Paper 2024/663

Xproofs: New Aggregatable and Maintainable Matrix Commitment with Optimal Proof Size

Abstract

Vector Commitment (VC) enables one to commit to a vector, and then the element at a specific position can be opened, with proof of consistency to the initial commitment. VC is a powerful primitive with various applications, including stateless cryptocurrencies. Recently, matrix commitment Matproofs (Liu and Zhang CCS 2022), as an extension of VC, has been proposed to reduce the communication and computation complexity of VC-based cryptocurrencies. However, Matproofs requires linear-sized public parameters, and the aggregated proof size may also increase linearly with the number of individual proofs aggregated.
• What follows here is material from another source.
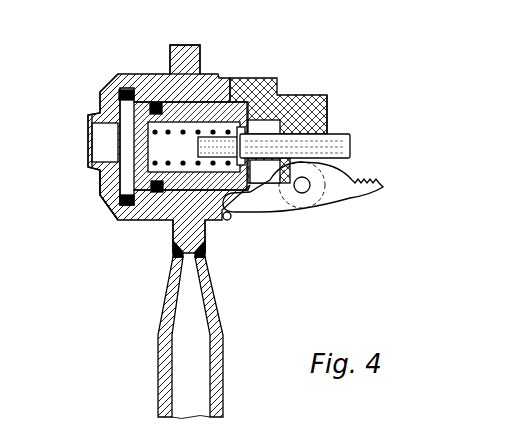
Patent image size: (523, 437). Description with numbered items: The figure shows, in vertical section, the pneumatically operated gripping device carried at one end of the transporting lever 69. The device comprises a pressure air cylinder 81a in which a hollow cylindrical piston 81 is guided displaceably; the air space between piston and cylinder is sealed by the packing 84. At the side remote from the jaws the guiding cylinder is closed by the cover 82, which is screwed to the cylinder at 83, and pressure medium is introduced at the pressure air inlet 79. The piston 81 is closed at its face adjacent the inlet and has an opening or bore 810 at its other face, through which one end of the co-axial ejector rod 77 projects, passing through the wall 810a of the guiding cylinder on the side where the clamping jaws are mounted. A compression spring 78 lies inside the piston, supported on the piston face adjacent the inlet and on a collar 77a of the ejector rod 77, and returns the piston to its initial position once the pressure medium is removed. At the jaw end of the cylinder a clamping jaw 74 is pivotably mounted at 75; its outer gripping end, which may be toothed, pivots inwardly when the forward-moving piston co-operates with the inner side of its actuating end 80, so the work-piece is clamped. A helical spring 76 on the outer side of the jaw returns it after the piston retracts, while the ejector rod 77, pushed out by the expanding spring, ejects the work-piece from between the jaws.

Additionally, the proof updating process involves the third party, known as Proof-Serving Nodes (PSNs), which leads to extra storage and communication overhead. In this paper, we first propose a multi-dimensional variant of matrix commitment and construct a new matrix commitment scheme for two-dimensional matrix, called 2D-Xproofs, which achieves optimal aggregated proof size without using PSNs. Furthermore, we present a highly maintainable three-dimensional scheme, 3D-Xproofs, which updates all proofs within time sublinear in the size of the committed matrix without PSNs' assistance. More generally, we could further increase the matrix dimensionality to achieve more efficient proof updates. Finally, we demonstrate the security of our schemes, showing that both schemes are position binding. We also implement both schemes, and the results indicate that our schemes enjoy constant-sized aggregated proofs and sublinear-sized public parameters, and the proof update time in 3D-Xproofs is $2.5\times$ faster than Matproofs.